Despite being bow-legged and pigeon-toed from a bout with rickets in infancy, according to ESPN, Simpson developed a strong interest in sports as a child. In the spring of 1967, he enrolled at the University of Southern California in Los Angeles, and that same year he married his high school sweetheart, Marguerite Whitley, with whom he eventually had three children.

Playing for USC as a running back, Simpson soon became college football’s leading rusher. By the time he left the school, he had set 13 college football records and had won the 1968 Heisman Trophy.

The charismatic young star athlete’s television career took off like a rocket. On the night he won the Heisman, Simpson signed a television contract with ABC Sports. The following year, Simpson was the first pick in the 1969 draft, signing with the Buffalo Bills for a then-record $650,000, five-year contract. By 1973, Simpson had scored an NFL-record 23 touchdowns in a season. He also set the most rushing yards in a single game, with 250, and broke the record for the most rushing yards in a season, with 2,003.

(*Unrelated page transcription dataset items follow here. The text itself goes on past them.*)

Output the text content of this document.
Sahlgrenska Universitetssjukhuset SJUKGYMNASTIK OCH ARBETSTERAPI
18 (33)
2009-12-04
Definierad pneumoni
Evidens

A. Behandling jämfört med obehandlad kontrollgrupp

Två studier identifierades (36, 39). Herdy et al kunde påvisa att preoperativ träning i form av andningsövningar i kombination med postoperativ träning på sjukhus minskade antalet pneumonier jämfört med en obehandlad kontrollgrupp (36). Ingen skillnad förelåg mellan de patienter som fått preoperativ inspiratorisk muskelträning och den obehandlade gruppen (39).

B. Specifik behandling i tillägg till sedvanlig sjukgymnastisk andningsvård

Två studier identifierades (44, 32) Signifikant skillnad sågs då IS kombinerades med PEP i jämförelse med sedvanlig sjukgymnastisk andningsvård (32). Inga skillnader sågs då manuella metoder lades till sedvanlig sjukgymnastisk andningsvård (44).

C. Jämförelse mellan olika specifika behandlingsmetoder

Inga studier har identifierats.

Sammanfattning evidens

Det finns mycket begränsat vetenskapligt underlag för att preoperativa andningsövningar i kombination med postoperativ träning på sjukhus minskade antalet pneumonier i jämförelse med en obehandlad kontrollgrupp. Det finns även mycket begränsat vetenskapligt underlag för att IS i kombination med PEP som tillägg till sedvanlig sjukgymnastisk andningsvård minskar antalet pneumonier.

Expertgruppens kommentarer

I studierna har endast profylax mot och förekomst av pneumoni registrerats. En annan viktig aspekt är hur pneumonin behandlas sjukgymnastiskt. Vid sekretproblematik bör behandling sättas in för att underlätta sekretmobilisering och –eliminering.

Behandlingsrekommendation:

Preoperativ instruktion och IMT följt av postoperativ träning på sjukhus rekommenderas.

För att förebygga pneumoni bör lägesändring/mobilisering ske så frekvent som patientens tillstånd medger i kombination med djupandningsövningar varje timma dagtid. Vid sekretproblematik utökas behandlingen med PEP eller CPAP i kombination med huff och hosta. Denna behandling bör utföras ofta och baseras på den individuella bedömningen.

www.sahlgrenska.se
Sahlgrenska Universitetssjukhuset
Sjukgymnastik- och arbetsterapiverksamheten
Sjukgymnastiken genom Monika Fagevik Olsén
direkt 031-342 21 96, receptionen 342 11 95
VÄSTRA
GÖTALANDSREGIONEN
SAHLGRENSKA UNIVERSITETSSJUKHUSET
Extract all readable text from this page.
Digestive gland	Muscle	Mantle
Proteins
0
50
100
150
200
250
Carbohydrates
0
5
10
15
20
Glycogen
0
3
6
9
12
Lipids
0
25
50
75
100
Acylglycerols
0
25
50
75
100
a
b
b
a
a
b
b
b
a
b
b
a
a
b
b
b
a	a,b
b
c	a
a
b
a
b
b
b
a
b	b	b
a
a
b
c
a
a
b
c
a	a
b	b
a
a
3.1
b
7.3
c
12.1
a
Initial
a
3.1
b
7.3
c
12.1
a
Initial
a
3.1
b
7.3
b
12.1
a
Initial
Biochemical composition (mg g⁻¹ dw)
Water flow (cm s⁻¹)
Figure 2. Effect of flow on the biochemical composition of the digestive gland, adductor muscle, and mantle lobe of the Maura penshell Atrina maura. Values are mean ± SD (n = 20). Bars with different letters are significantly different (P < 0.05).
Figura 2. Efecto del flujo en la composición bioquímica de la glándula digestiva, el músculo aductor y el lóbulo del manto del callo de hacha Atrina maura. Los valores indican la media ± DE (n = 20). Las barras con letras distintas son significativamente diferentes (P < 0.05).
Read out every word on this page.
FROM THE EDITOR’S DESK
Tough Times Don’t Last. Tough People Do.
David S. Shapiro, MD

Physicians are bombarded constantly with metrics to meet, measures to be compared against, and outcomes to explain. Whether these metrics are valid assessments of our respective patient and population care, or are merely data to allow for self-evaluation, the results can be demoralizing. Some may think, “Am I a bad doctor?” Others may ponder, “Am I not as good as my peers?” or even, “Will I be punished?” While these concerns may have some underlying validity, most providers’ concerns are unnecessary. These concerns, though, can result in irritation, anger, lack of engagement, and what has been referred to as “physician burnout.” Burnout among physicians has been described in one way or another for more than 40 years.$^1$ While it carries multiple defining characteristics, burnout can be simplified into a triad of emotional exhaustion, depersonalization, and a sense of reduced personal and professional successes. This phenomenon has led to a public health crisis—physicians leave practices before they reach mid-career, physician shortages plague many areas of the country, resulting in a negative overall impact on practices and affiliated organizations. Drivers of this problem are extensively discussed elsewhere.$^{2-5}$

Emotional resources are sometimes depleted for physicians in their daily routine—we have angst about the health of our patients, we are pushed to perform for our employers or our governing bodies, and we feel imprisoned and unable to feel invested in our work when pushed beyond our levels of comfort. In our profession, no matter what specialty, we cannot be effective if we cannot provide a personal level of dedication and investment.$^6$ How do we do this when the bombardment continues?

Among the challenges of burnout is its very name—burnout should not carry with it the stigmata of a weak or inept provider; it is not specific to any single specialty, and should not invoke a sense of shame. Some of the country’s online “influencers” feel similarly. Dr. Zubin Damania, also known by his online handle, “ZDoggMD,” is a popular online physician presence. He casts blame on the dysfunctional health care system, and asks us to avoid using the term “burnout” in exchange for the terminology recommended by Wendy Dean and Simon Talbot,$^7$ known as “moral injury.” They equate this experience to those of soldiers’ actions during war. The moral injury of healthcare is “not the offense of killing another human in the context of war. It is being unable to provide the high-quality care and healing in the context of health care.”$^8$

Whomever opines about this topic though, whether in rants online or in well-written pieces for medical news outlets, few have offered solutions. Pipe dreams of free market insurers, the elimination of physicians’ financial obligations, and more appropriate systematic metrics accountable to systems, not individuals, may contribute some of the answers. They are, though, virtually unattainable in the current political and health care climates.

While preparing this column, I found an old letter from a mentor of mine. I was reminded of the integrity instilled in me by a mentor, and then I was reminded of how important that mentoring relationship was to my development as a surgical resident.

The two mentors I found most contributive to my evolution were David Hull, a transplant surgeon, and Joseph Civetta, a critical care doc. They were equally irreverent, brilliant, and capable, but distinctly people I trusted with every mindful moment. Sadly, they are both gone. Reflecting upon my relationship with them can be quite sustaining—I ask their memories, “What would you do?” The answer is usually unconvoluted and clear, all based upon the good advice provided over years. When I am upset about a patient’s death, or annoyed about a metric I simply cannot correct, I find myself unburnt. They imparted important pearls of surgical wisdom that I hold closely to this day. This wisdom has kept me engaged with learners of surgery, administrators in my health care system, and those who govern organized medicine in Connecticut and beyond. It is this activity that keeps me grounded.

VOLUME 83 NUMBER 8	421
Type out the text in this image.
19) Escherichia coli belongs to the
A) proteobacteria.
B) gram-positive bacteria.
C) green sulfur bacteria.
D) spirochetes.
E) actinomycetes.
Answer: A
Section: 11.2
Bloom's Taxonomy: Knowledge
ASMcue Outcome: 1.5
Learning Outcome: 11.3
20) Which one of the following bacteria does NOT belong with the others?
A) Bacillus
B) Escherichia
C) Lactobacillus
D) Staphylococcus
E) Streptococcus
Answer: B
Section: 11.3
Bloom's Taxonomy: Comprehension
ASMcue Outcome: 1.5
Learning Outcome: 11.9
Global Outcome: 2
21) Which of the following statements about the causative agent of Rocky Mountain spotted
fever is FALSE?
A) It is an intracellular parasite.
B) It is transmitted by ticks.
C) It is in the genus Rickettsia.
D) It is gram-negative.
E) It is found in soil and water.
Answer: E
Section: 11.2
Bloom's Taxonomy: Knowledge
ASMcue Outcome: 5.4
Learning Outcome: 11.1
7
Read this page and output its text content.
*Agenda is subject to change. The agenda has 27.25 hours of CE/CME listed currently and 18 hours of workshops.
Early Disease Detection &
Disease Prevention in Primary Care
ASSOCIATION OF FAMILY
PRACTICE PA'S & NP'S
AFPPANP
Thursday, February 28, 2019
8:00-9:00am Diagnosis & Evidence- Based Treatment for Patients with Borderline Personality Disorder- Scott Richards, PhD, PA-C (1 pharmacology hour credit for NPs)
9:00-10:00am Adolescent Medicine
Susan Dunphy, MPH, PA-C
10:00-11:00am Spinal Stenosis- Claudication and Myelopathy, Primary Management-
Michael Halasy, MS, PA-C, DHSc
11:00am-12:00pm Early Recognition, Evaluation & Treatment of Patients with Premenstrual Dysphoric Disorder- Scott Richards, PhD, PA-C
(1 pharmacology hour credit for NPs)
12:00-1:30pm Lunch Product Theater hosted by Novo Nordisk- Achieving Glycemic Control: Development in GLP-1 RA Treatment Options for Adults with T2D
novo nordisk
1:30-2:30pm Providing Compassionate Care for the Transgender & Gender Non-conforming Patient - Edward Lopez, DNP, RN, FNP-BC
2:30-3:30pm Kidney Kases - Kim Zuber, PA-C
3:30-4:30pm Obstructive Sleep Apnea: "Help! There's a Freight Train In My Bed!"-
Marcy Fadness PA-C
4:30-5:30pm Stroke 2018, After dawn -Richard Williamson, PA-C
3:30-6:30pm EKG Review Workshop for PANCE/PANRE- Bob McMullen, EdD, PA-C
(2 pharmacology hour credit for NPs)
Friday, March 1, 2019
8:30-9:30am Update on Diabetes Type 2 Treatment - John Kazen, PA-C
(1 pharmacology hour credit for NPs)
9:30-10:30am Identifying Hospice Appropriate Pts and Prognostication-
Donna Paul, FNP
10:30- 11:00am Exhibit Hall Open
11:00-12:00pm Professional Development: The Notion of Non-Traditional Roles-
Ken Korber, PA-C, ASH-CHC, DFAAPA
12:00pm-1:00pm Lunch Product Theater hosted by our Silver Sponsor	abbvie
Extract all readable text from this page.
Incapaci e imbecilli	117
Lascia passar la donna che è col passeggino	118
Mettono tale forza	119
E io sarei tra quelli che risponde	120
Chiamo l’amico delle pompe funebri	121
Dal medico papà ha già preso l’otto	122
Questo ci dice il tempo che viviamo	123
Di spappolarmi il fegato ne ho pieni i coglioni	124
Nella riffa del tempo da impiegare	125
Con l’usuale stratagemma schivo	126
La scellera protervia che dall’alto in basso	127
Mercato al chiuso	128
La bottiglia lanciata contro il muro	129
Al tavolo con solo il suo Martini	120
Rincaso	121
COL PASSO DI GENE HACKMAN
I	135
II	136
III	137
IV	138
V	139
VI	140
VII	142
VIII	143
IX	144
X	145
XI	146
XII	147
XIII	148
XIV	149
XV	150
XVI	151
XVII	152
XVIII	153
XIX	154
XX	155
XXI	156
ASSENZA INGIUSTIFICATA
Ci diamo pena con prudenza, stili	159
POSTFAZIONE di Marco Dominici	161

Simpson’s football prowess made him a star off the field as well. In 1975, Hertz signed Simpson as the first Black man hired for a major national corporate advertising campaign, with soon-familiar commercials of him, smiling and clad in business suit, running through airports and leaping over obstacles to get to his rental car. The success of the ad campaign led other corporations to sign endorsement contracts with Simpson, increasing both his wealth and name recognition.

The Buffalo Bills traded Simpson to the San Francisco 49ers prior to the 1978 season, prompting him to move with his family to the West Coast, though after two seasons with the team, physical problems prompted Simpson to retire from pro football as the highest-paid player in the NFL.

Simpson had acted during his pro football years, notably appearing in the TV miniseries “Roots,” as well as the films “The Towering Inferno,” “Capricorn One” and others. Around the same time he retired from the NFL, he created his own production company and dove into the entertainment business full time. He continued acting, including as a regular in the “Naked Gun” film comedy series, and also served as a TV football commentator.

Meeting Nicole Brown

While still married to Marguerite, Simpson met Nicole Brown, then 18, while she worked as a nightclub waitress in Beverly Hills in 1977. It was the same year Simpson and Marguerite celebrated the arrival of their daughter, Aaren, and moved into a Tudor-style mansion in the Brentwood neighborhood of LA. Two years later, tragedy struck when Aaren died in the swimming pool at the family home. Around that same time, Simpson and Marguerite finalized their divorce, and Nicole Brown moved in.

Simpson and Brown were wed in 1985, a union that produced two children. However, the marriage was marred by accusations of Simpson’s physical abuse of his wife. Simpson was arrested in 1989 for beating her as he reportedly threatened to kill her. He pleaded no contest to the charges and was sentenced to probation, counseling and community service. Though the couple attempted to reconcile, Nicole Brown Simpson filed for divorce, which was finalized in 1992.